Memories are built and strengthened by referencing multiple senses. This is obvious in terms of using photographs or other images to learn vocabulary.
Associating the image of the banana with the word helps to build a more robust memory about the word. Adding the spoken word helps more. Smelling, touching, and tasting the banana helps even further.
Other senses and sensations contribute to building memories, too. The music you listen to while studying will become ingrained with the study material (language related or otherwise). Also, when and where you study can become part of your memory.
If you study your vocabulary every morning during breakfast, then breakfast becomes part of your vocabulary memory.
But how does this affect your actual learning?
By tying your study to specific time, place, or situations, you do strengthen your recall in those situations, but you also weaken them in other situations!
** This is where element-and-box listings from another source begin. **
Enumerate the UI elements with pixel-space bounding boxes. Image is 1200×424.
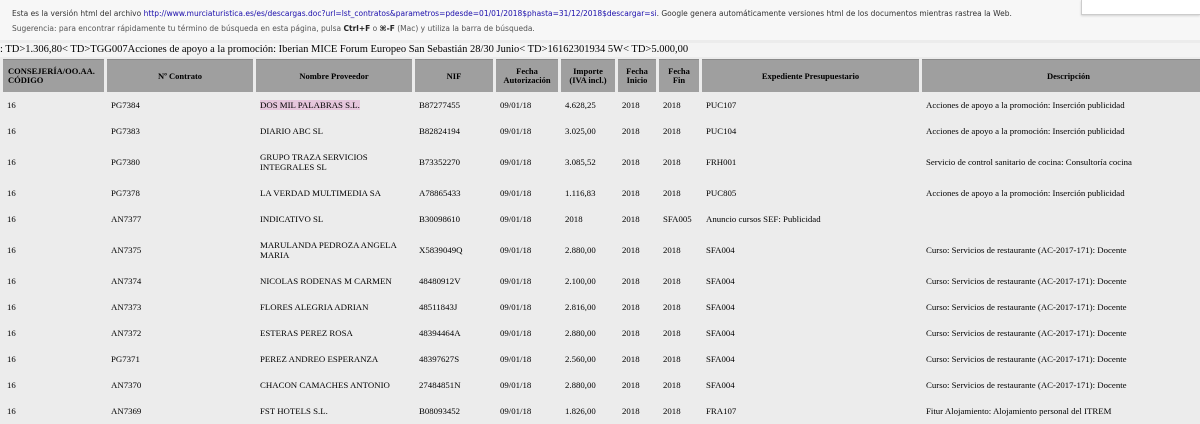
cell-fecha-aut: 09/01/18 (500, 245, 532, 255)
cell-nif: 27484851N (419, 380, 461, 390)
cell-proveedor: FST HOTELS S.L. (260, 406, 328, 416)
cell-inicio: 2018 (622, 406, 640, 416)
cell-nif: B87277455 (419, 100, 461, 110)
cell-expediente: SFA004 (706, 380, 735, 390)
cell-proveedor: CHACON CAMACHES ANTONIO (260, 380, 390, 390)
cell-inicio: 2018 (622, 214, 640, 224)
cell-importe: 2.880,00 (565, 380, 596, 390)
cell-codigo: 16 (7, 188, 16, 198)
cell-importe: 4.628,25 (565, 100, 596, 110)
cell-expediente: Anuncio cursos SEF: Publicidad (706, 214, 821, 224)
cell-inicio: 2018 (622, 354, 640, 364)
cell-expediente: SFA004 (706, 354, 735, 364)
cell-expediente: SFA004 (706, 302, 735, 312)
cell-contrato: AN7373 (111, 302, 142, 312)
cell-codigo: 16 (7, 276, 16, 286)
cell-codigo: 16 (7, 354, 16, 364)
cell-nif: A78865433 (419, 188, 461, 198)
col-fecha-autorizacion[interactable]: Fecha Autorización (496, 59, 558, 92)
cell-proveedor: NICOLAS RODENAS M CARMEN (260, 276, 392, 286)
table-row (3, 346, 1200, 372)
cell-proveedor: MARULANDA PEDROZA ANGELA MARIA (260, 240, 397, 260)
table-row (3, 144, 1200, 180)
cell-nif: 48511843J (419, 302, 458, 312)
cell-fecha-aut: 09/01/18 (500, 302, 532, 312)
cell-contrato: AN7370 (111, 380, 142, 390)
cell-proveedor: PEREZ ANDREO ESPERANZA (260, 354, 379, 364)
cell-expediente: PUC805 (706, 188, 737, 198)
cell-importe: 3.085,52 (565, 157, 596, 167)
cell-inicio: 2018 (622, 328, 640, 338)
cell-descripcion: Curso: Servicios de restaurante (AC-2017-171): Docente (926, 380, 1127, 390)
highlighted-text: DOS MIL PALABRAS S.L. (260, 100, 360, 110)
cell-expediente: SFA004 (706, 276, 735, 286)
col-contrato[interactable]: Nº Contrato (107, 59, 253, 92)
cell-importe: 2.880,00 (565, 328, 596, 338)
cell-fecha-aut: 09/01/18 (500, 188, 532, 198)
cell-contrato: AN7369 (111, 406, 142, 416)
cell-fin: 2018 (663, 100, 681, 110)
cell-fin: 2018 (663, 302, 681, 312)
cell-fecha-aut: 09/01/18 (500, 276, 532, 286)
cell-fin: 2018 (663, 406, 681, 416)
cell-nif: B30098610 (419, 214, 461, 224)
cell-contrato: PG7384 (111, 100, 140, 110)
col-descripcion[interactable]: Descripción (922, 59, 1200, 92)
cell-fin: 2018 (663, 354, 681, 364)
cell-descripcion: Curso: Servicios de restaurante (AC-2017-171): Docente (926, 302, 1127, 312)
cell-fecha-aut: 09/01/18 (500, 406, 532, 416)
cell-inicio: 2018 (622, 276, 640, 286)
table-row (3, 268, 1200, 294)
cell-descripcion: Acciones de apoyo a la promoción: Inserción publicidad (926, 100, 1125, 110)
cell-expediente: PUC104 (706, 126, 737, 136)
cell-fin: SFA005 (663, 214, 692, 224)
cell-contrato: AN7375 (111, 245, 142, 255)
cell-descripcion: Curso: Servicios de restaurante (AC-2017-171): Docente (926, 354, 1127, 364)
cell-codigo: 16 (7, 328, 16, 338)
cell-nif: 48397627S (419, 354, 460, 364)
table-row (3, 232, 1200, 268)
cell-codigo: 16 (7, 245, 16, 255)
cell-inicio: 2018 (622, 302, 640, 312)
google-cache-banner (0, 0, 1200, 40)
col-proveedor[interactable]: Nombre Proveedor (256, 59, 412, 92)
col-importe[interactable]: Importe (IVA incl.) (561, 59, 615, 92)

Have you ever studied a word thoroughly, but then been unable to recall it during conversation? Sometimes in this situation, imagining yourself studying can help you recall the word (I've had this experience).
I've heard on several online language learning groups that learning the language in the same room at approximately the same time everyday is more effective than just randomly timed daily practice.
In direct response to the claim you've heard, this can be true, if your goal is simply to pass the test (and you can take the test in the same environment/situation/location where you study).
If, on the other hand, your goal is to recall and use the language in all situations, you'll do much better to vary your study location and habits as much as possible.